Nicolas_Sassi · February 28, 2018, 8:41pm

Hi! I’m doing some web scraping work and for some reason the request Body I’ve got from the page has some strange structure which I’m not familiar with. Could someone have a look and tell me what is it so I can search how to parse that properly? I how be really glad!

My code for scraping:

import 
"context"
"fmt"
"io/ioutil"
"log"
"net/http"

"github.com/headzoo/surf"
"github.com/headzoo/surf/agent"

    //Url to login
url := "https://www.linkedin.com/uas/login?session_redirect=&goback=&trk=hb_signin"

bow := surf.NewBrowser()
fmt.Println("create new browser")
bow.SetUserAgent(agent.Chrome())
fmt.Println("New user-Agent")
err := bow.Open(url)
if err != nil {
	panic(err)
}
fmt.Println("Login page oppened")
//Login
fm, _ := bow.Form("form.ajax-form")
fm.Input("session_key", "my_login")
fm.Input("session_password", "my_pass")
if fm.Submit() != nil {
	panic(err)
}
fmt.Println("Subbimited")
    //open special link after login to get to feed
err = bow.Open("https://www.linkedin.com/?allowUnsupportedBrowser=true")
if err != nil {
	log.Fatal(err)
}
body := bow.Body()
ioutil.WriteFile("html", []byte(body), 0666)

}

Some html I got from the page:

< code style=“display: none” id=“bpr-guid-266082” >
{“data”:{"$deletedFields":[“launchAlert”],“mediaConfig”:“crc4KtMwSB9CyP/2sFIqSw==,root,mediaConfig”,"$type":“com.linkedin.voyager.common.Configuration”,"$id":“crc4KtMwSB9CyP/2sFIqSw==,root”},“included”:[{“mprConfig”:“crc4KtMwSB9CyP/2sFIqSw==,root,mediaConfig,mprConfig”,"$deletedFields":[],"$type":“com.linkedin.voyager.common.MediaConfig”,"$id":“crc4KtMwSB9CyP/2sFIqSw==,root,mediaConfig”}

lutzhorn · February 28, 2018, 9:21pm

This HTML snippet contains a code element. This element can contain anything. There is no way to parse it as HTML. It looks like JavaScript.

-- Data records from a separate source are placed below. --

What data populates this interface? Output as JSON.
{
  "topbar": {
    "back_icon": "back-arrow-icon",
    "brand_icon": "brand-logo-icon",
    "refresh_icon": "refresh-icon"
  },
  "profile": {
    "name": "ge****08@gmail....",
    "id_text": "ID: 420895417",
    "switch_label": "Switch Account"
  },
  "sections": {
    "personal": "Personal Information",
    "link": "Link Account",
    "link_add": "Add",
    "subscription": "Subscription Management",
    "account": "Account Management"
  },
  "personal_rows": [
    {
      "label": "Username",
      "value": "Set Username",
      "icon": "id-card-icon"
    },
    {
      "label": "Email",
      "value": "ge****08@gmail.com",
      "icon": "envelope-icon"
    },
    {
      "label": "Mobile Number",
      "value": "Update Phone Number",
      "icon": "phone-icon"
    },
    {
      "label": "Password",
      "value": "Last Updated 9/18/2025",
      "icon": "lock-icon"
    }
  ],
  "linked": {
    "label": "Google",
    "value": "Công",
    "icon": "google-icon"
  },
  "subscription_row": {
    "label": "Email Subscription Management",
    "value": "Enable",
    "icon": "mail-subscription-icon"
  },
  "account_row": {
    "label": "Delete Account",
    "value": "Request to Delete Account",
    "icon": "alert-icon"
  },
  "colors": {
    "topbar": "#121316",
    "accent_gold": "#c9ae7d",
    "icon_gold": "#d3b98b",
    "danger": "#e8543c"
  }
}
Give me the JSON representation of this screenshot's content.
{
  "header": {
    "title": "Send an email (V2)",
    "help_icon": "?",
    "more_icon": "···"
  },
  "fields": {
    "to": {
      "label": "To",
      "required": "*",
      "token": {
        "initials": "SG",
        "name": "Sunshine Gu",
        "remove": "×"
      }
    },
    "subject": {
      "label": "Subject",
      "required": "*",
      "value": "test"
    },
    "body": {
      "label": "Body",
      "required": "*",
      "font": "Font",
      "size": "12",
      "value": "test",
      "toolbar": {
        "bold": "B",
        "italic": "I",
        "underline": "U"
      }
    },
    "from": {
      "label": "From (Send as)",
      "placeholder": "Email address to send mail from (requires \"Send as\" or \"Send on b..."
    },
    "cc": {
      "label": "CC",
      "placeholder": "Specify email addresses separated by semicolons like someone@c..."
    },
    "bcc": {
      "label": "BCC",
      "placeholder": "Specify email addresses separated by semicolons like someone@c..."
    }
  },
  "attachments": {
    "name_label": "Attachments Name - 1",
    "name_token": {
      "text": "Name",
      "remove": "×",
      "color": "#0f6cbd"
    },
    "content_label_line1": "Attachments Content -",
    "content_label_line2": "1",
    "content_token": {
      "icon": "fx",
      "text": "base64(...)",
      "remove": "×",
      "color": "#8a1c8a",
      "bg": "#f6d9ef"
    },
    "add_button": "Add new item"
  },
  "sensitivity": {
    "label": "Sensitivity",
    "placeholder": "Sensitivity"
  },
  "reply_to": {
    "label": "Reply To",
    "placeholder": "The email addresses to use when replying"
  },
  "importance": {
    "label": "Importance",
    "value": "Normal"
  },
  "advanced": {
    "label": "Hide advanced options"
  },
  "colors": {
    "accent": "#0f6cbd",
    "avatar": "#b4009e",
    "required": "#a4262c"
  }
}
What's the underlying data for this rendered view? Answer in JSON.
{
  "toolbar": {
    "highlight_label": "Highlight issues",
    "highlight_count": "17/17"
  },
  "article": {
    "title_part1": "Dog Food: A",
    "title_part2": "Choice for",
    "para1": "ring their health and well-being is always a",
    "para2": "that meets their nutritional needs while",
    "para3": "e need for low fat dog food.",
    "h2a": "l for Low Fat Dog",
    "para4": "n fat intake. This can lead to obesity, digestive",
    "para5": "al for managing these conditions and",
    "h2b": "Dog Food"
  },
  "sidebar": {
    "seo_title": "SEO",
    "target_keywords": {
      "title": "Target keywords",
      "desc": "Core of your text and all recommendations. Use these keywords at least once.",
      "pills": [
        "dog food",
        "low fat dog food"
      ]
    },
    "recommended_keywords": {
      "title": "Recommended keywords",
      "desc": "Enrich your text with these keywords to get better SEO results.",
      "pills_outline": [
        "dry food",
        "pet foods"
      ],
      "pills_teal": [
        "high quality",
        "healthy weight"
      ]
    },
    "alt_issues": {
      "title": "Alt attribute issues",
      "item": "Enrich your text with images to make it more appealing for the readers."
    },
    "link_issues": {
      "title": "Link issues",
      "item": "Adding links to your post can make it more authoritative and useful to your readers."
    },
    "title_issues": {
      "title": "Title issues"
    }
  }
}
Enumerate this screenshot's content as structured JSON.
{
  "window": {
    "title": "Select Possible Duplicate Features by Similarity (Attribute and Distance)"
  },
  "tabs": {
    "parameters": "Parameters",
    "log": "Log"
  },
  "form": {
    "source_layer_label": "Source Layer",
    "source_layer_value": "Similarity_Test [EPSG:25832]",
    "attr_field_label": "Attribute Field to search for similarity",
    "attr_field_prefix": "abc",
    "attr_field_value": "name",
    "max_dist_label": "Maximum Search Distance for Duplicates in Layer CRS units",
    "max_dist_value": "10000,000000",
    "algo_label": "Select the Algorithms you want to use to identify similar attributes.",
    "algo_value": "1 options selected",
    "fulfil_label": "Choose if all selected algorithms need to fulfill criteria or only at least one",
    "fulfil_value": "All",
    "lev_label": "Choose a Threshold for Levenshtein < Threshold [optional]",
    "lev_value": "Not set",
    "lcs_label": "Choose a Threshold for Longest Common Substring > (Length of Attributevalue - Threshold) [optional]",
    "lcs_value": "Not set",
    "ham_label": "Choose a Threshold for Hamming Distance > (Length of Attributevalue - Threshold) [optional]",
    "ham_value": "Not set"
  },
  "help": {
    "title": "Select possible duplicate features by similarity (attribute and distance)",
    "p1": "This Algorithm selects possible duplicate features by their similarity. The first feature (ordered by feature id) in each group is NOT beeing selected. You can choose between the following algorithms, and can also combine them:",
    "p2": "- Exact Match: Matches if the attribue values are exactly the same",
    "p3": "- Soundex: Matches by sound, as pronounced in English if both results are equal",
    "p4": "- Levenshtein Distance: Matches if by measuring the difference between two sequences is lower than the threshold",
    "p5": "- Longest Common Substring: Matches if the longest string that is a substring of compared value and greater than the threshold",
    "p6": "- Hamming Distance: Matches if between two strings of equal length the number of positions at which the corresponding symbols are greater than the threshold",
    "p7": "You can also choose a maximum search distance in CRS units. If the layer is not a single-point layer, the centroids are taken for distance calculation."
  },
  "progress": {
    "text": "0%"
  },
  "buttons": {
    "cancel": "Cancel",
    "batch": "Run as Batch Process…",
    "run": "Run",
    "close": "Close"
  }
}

stangeorge · March 1, 2018, 4:12am

Could you try with curl using this:
curl -u username:password https://www.linkedin.com/uas/login?session_redirect=&goback=&trk=hb_signin

Then you can compare this response with what you got from go.

system · May 30, 2018, 4:12am

This topic was automatically closed 90 days after the last reply. New replies are no longer allowed.